Investors should be aware that RBA Governor Philip Lowe raised the Official Cash Rate by 25 basis points to 3.60 percent for the fifth consecutive time. In addition, it was the RBA's eleventh consecutive increase in interest rates to combat persistent inflation.

 

Recent optimistic Australian employment data indicate that the fight against persistent inflation is extremely complicated and that RBA policymakers are still required to make challenging decisions in times of inflation uncertainty and global banking collapse concerns.

 

In the Asian session, S&P500 futures have extended Monday's gains as investors disregard concerns over the Federal Reserve's (Fed) impending monetary policy, indicating a further improvement in market participants' risk appetite.

 

The US Dollar Index (DXY) has remained relatively stable around 103.30 as investors anticipate a less hawkish monetary policy and interest rate guidance.
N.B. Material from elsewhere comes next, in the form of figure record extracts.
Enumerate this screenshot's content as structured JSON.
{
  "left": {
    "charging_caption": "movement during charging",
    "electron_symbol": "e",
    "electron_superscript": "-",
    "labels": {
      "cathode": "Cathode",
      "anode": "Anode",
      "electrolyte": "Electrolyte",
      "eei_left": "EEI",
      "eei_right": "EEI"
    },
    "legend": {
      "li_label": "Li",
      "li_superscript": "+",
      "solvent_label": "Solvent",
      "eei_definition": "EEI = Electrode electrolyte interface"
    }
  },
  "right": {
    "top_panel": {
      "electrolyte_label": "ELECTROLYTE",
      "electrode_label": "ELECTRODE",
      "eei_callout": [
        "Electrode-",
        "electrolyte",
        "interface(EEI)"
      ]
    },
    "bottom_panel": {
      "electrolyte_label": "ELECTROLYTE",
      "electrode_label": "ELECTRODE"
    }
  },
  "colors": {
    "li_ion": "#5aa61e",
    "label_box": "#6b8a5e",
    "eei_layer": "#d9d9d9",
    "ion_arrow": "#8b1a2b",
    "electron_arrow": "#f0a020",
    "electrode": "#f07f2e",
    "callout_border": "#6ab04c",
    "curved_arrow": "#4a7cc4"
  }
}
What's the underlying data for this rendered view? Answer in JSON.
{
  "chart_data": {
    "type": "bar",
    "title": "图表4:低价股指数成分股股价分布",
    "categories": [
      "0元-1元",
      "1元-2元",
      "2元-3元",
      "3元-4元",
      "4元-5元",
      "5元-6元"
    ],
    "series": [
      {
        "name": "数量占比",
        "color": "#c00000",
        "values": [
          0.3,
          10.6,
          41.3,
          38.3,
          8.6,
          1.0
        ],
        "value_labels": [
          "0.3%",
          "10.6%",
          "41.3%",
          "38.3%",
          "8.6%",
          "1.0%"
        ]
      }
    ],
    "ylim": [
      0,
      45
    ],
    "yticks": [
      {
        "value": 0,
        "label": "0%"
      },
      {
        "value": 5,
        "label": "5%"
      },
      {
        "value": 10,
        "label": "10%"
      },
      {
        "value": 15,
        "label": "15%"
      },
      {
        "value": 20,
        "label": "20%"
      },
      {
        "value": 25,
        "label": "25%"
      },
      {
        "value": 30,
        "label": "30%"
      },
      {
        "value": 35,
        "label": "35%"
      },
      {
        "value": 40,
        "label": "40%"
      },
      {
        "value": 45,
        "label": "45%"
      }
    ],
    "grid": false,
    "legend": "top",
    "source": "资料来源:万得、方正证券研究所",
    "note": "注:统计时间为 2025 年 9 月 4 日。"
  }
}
Fed Chair Jerome Powell is required to restore investor confidence following the failure of three midsize commercial banks in the United States. This could be accomplished through minor adjustments to interest rate policy.

 

In the interim, the demand for U.S. government bonds has weakened further as inflation expectations have risen as a result of the collaborative effort of various central banks to support commercial banks by providing liquidity assistance in the form of US dollars. This has led to higher yields on US Treasury bonds. The yield on the 10-year Treasury note has risen to 3.5%.